The warming pause

The Herald reports:

A slowdown in warming that has provided fuel for climate sceptics is one of the thorniest issues in a report to be issued by United Nations experts on Friday.

Over the past 15 years, the world’s average surface temperature rose far slower than many climate models have predicted.

According to projections, global warming should go in lockstep with the ever-rising curve of heat-trapping carbon emissions. But in recent years, warming has lagged. So, where has the missing heat gone?

For climate sceptics, the answer is clear. Either the computer models used to project temperature rise are flawed, or man-made global warming is just a green scam, they say.

I don’t buy into any nonsense that there is some global conspiracy involving thousands of scientists. But I think it is clear that the models to project future temperature increases are imperfect. This is no surprise. The global ecosystem is hugely complex and there are many factors which will take decades or even longer to fully comprehend. We may never fully understand how all the different aspects interact.

But that is not to say it is in the too hard basket. First of all there clearly is still warming over the medium term. The direct impact of increased levels of greenhouse gases in the atmosphere is relatively simple to calculate, and there is no real scientific dispute over the direct impact.

Where we have uncertainty is how the rest of the climate ecosystem responds to the warming caused by greenhouse gases. The models in the past have projected a multiplying impact, where temperatures increase quite rapidly. It may turn out to be that in fact the rest of the ecosystem will actually mitigate the impact of greenhouse gases. Note mitigate does not mean reverse.

Over the past 50 years, the mean global temperature rise was 0.12C per decade, slowing to an average 0.05C per decade over the past 15 years.

Half of the slowdown could be attributed to volcanic eruptions, whose particles reflect sunlight, and a bigger-than-expected drop in heat from the sun’s changing activity cycle, said a summary of the report.

The other half is attributed to a “cooling contribution from internal variability”.
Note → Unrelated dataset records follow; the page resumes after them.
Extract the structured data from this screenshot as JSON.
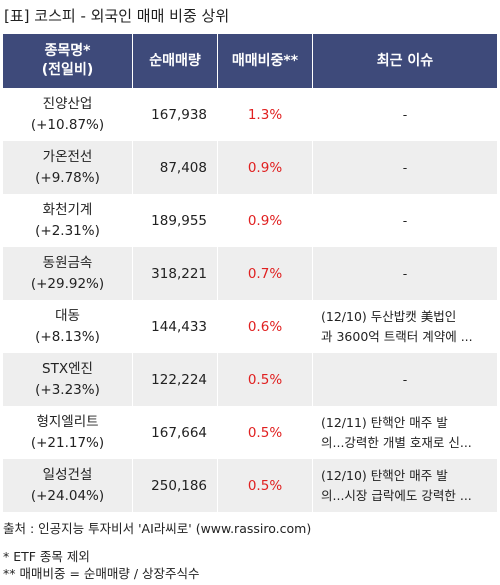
{
  "title": "[표] 코스피 - 외국인 매매 비중 상위",
  "header": {
    "col1": "종목명*\n(전일비)",
    "col2": "순매매량",
    "col3": "매매비중**",
    "col4": "최근 이슈"
  },
  "rows": [
    {
      "name": "진양산업",
      "change": "(+10.87%)",
      "volume": "167,938",
      "ratio": "1.3%",
      "issue": "-"
    },
    {
      "name": "가온전선",
      "change": "(+9.78%)",
      "volume": "87,408",
      "ratio": "0.9%",
      "issue": "-"
    },
    {
      "name": "화천기계",
      "change": "(+2.31%)",
      "volume": "189,955",
      "ratio": "0.9%",
      "issue": "-"
    },
    {
      "name": "동원금속",
      "change": "(+29.92%)",
      "volume": "318,221",
      "ratio": "0.7%",
      "issue": "-"
    },
    {
      "name": "대동",
      "change": "(+8.13%)",
      "volume": "144,433",
      "ratio": "0.6%",
      "issue": "(12/10) 두산밥캣 美법인\n과 3600억 트랙터 계약에 ..."
    },
    {
      "name": "STX엔진",
      "change": "(+3.23%)",
      "volume": "122,224",
      "ratio": "0.5%",
      "issue": "-"
    },
    {
      "name": "형지엘리트",
      "change": "(+21.17%)",
      "volume": "167,664",
      "ratio": "0.5%",
      "issue": "(12/11) 탄핵안 매주 발\n의...강력한 개별 호재로 신..."
    },
    {
      "name": "일성건설",
      "change": "(+24.04%)",
      "volume": "250,186",
      "ratio": "0.5%",
      "issue": "(12/10) 탄핵안 매주 발\n의...시장 급락에도 강력한 ..."
    }
  ],
  "footer": {
    "source": "출처 : 인공지능 투자비서 'AI라씨로' (www.rassiro.com)",
    "note1": "* ETF 종목 제외",
    "note2": "** 매매비중 = 순매매량 / 상장주식수"
  },
  "colors": {
    "header_bg": "#3e4a7a",
    "ratio_red": "#e02020",
    "row_alt": "#eeeeee"
  }
}
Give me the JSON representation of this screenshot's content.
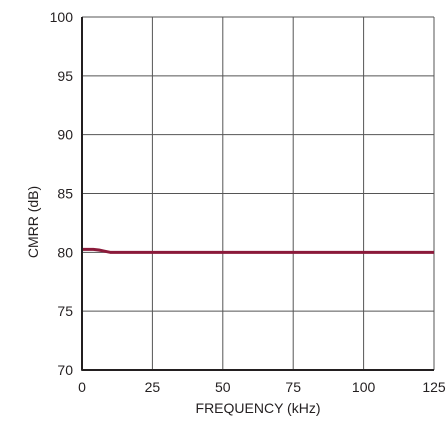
{
  "chart_data": {
    "type": "line",
    "title": "",
    "xlabel": "FREQUENCY (kHz)",
    "ylabel": "CMRR (dB)",
    "xlim": [
      0,
      125
    ],
    "ylim": [
      70,
      100
    ],
    "x_ticks": [
      0,
      25,
      50,
      75,
      100,
      125
    ],
    "y_ticks": [
      70,
      75,
      80,
      85,
      90,
      95,
      100
    ],
    "grid": true,
    "legend": "none",
    "series": [
      {
        "color": "#8b1a3a",
        "x": [
          0,
          4,
          6,
          8,
          10,
          15,
          25,
          50,
          75,
          100,
          125
        ],
        "y": [
          80.25,
          80.25,
          80.2,
          80.1,
          80.0,
          80.0,
          80.0,
          80.0,
          80.0,
          80.0,
          80.0
        ]
      }
    ],
    "colors": {
      "grid": "#555555",
      "axis": "#231f20",
      "text": "#231f20"
    }
  }
}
Laurent Terray with the French computer modelling agency Cerfacs said the term is used to explain a shift in the way heat is distributed between land, sea and air.

Still unclear is what causes the variation or determines its duration.

“We know that this kind of episode, of a decadal length or thereabouts, can occur once or twice a century,” said Terray. “If it continues for two more decades, we may start to think that the computer models are underestimating internal variability.”

New research by Britain’s Met Office suggests the “missing” heat, or some of it, is being transferred from the ocean surface to the deeps.

Temperatures at depths below 3000m have been rising since the 1990s, implying a source of heat-trapping today will contribute to warming tomorrow.

As one can see the ecosystem is very complex, and there are multiple ways different parts can interact.

I am looking forward to seeing the IPCC update when it is released.